Em abril, o Ministério Público da Bahia emitiu nota acerca do tema. Sobre uma vaquejada específica, os procuradores “recomendaram o cumprimento de 17 cláusulas que especificam medidas contra maus tratos aos animais, contra a poluição sonora e pela segurança dos vaqueiros e espectadores”.
Discussão no STF
Em junho, o Supremo Tribunal Federal interrompeu o julgamento da constitucionalidade de uma lei estadual do Ceará que classifica a vaquejada como atividade desportiva e cultural. O processo está com o ministro Dias Toffoli, que pediu vista. Até o momento, há um empate de 4 a 4.
O ministro Luís Roberto Barroso disse em seu voto a favor da cassação da lei que a vaquejada é “inerentemente cruel e lesiva para o animal”. Já o ministro Gilmar Mendes, na ocasião, rebateu: “Temos uma prática generalizada na região Nordeste, que atrai um número enorme de pessoas, que acabariam por fazer isso a despeito da nossa declaração”.
O que dizem os contrários ao projeto
Médica veterinária especialista em bem-estar animal e diretora do Fórum Nacional de Proteção e Defesa dos Animais, Vânia Plaza Nunesal alega que a aprovação do projeto fere a Constituição e atende apenas a interesses comerciais dos grandes produtores de vaquejadas e rodeio.

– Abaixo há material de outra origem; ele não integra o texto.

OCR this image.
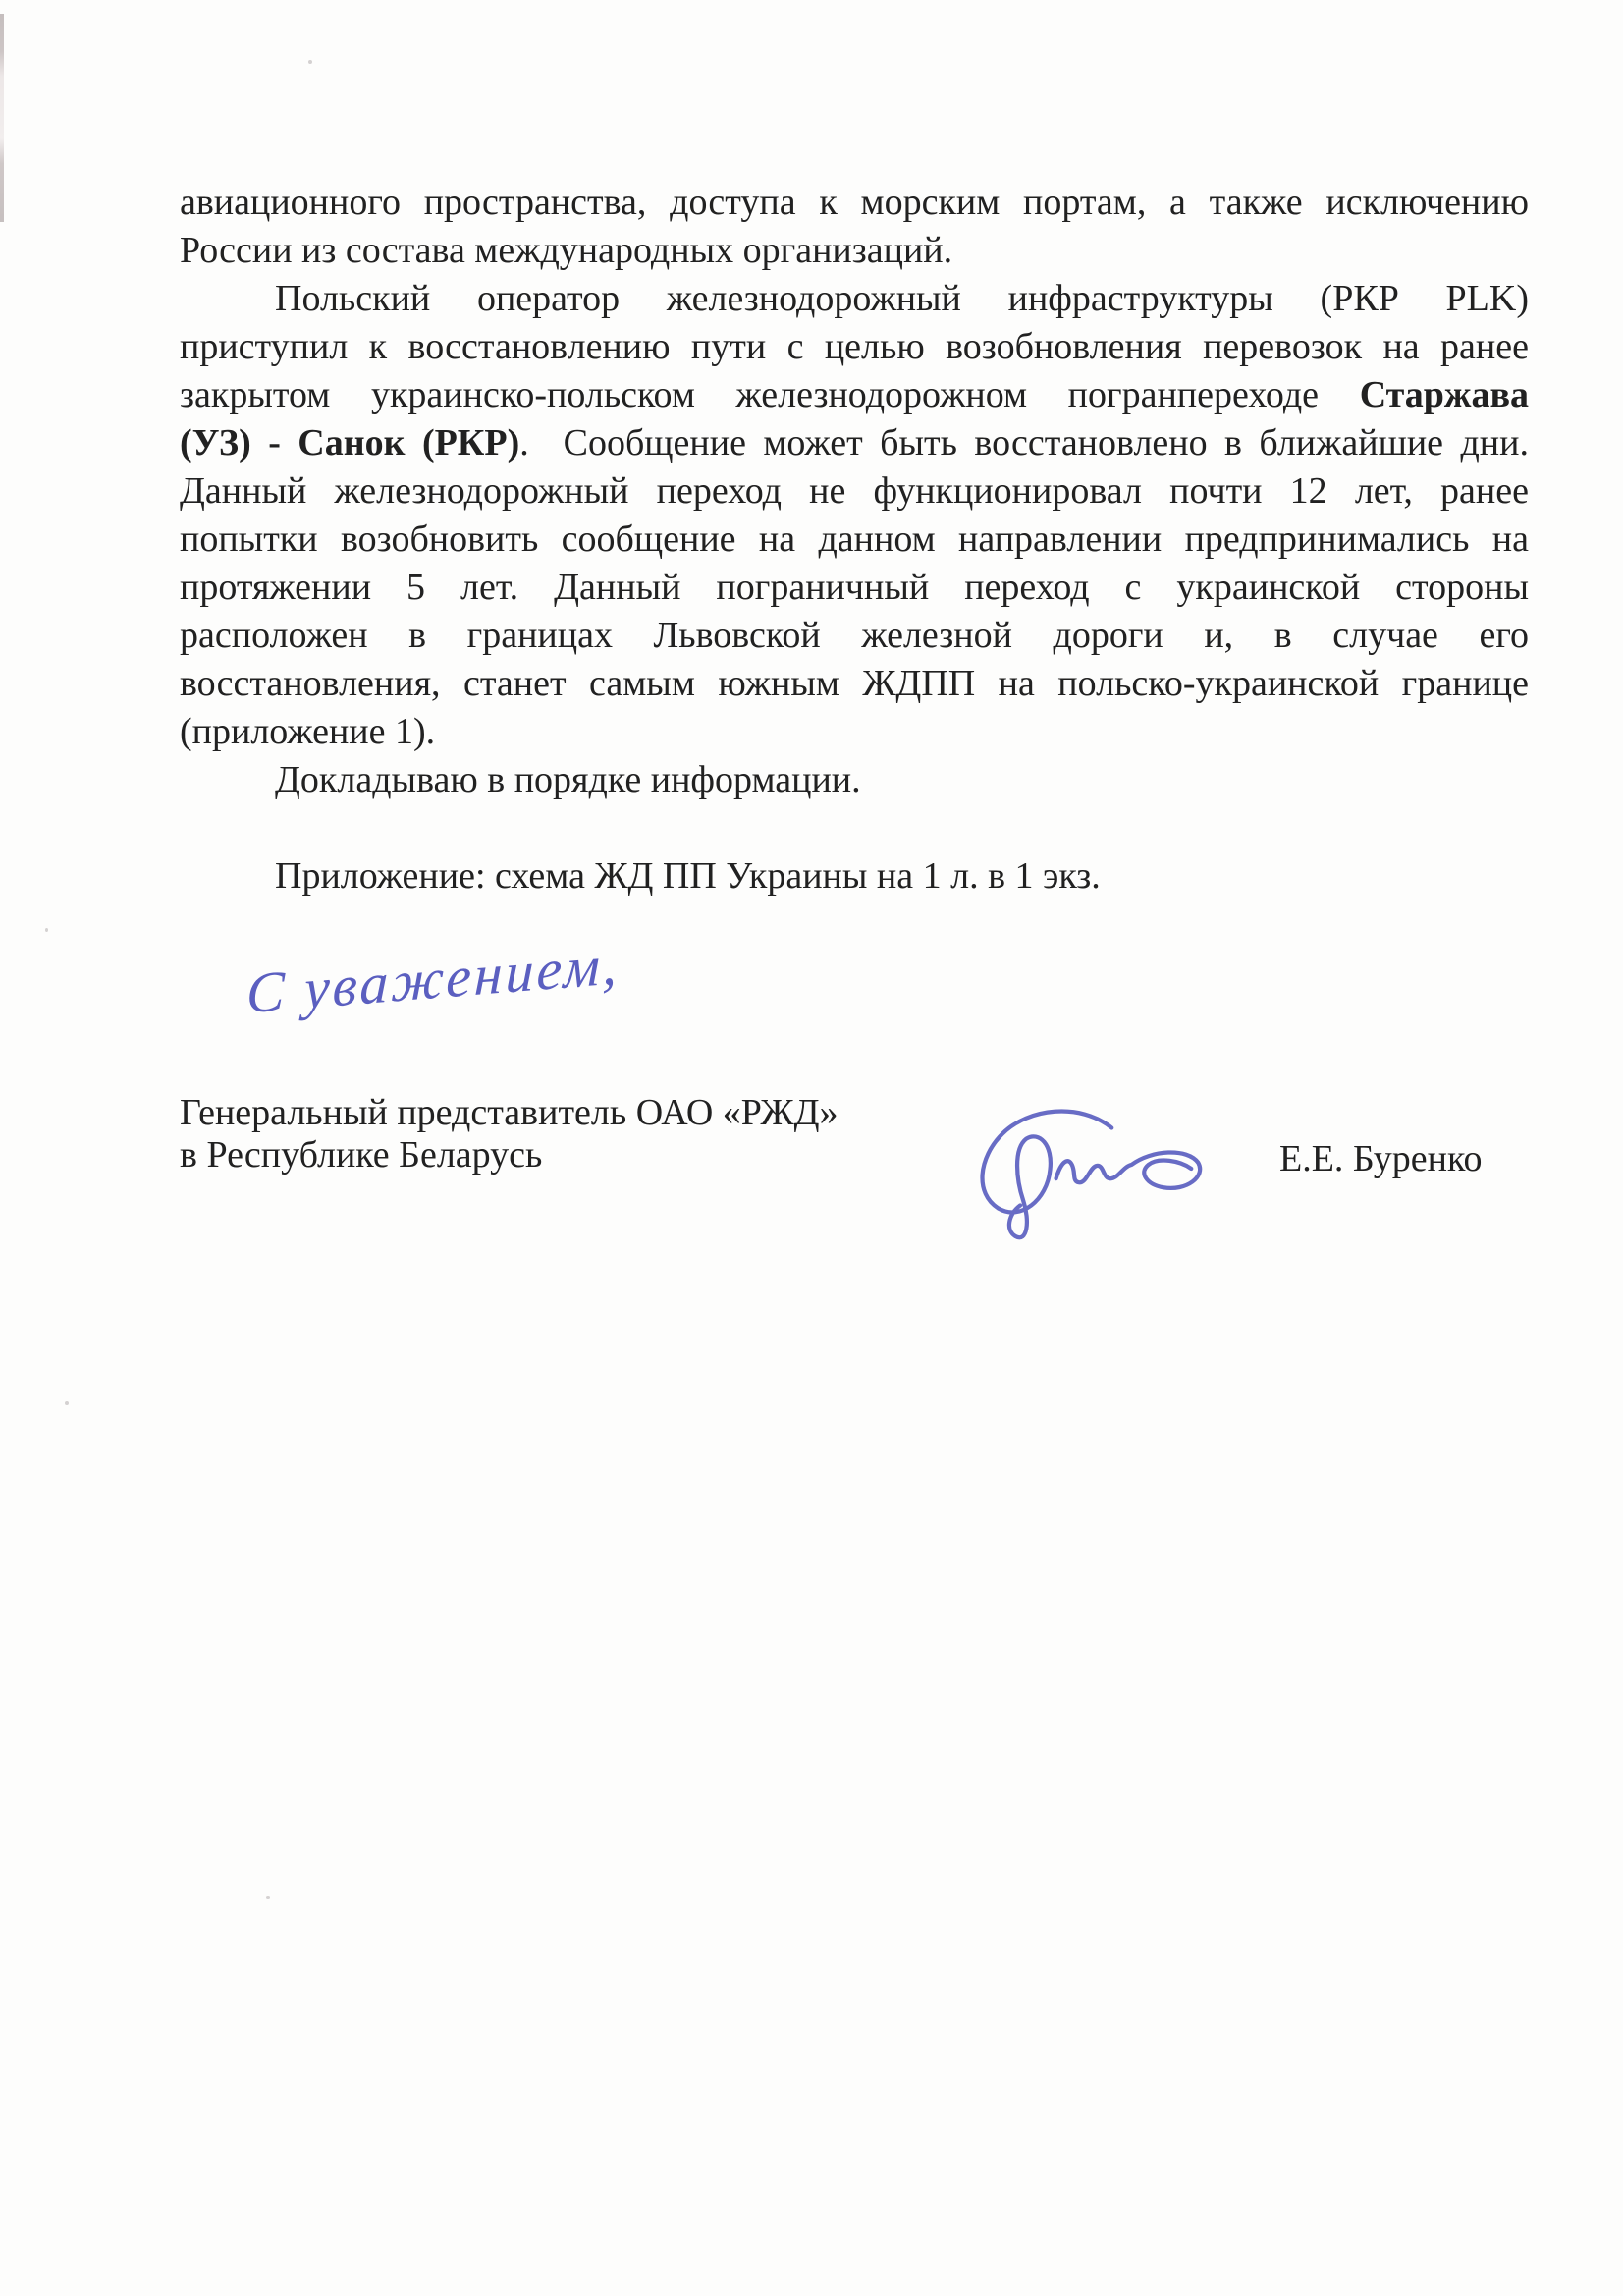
авиационного пространства, доступа к морским портам, а также исключению
России из состава международных организаций.
Польский оператор железнодорожный инфраструктуры (РКР PLK)
приступил к восстановлению пути с целью возобновления перевозок на ранее
закрытом украинско-польском железнодорожном погранпереходе Старжава
(УЗ) - Санок (РКР).  Сообщение может быть восстановлено в ближайшие дни.
Данный железнодорожный переход не функционировал почти 12 лет, ранее
попытки возобновить сообщение на данном направлении предпринимались на
протяжении 5 лет. Данный пограничный переход с украинской стороны
расположен в границах Львовской железной дороги и, в случае его
восстановления, станет самым южным ЖДПП на польско-украинской границе
(приложение 1).
Докладываю в порядке информации.
Приложение: схема ЖД ПП Украины на 1 л. в 1 экз.
С уважением,
Генеральный представитель ОАО «РЖД»
в Республике Беларусь	Е.Е. Буренко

“A convite do Ministério Público eu visitei vaquejadas. Elas foram somadas ao projeto dos rodeios. Ambos causam danos similares aos animais. Os defensores argumentam que a pista de areia, o protetor de cauda e as esporas de borracha limitam o sofrimento. Mas nada disso minimiza o risco, o dano e o impacto nos animais”, afirma.
Alaim Giovani Fortes Stefanello, presidente da Comissão de Direito Ambiental da Ordem dos Advogados do Brasil do Paraná, afirma que o texto em discussão não prevê os direitos já adquiridos pelos animais na própria Constituição e na Lei de Crimes Ambientais. “Em princípio, minha posição pessoal é contrária ao projeto. Apesar de ser um hábito cultural do Nordeste, a vaquejada não pode ser considerada como algo que não força maus tratos aos animais”, pondera.
Também contrário à proposta, o deputado Max Filho (PSDB-ES), disse à época da aprovação na Câmara que os parlamentares precisam entender um novo momento no relacionamento entre humanos e animais. “Alguns hábitos antigos estão sendo substituídos em favor de uma nova cultura de valorização da vida, de proteção dos animais e combate aos maus-tratos.”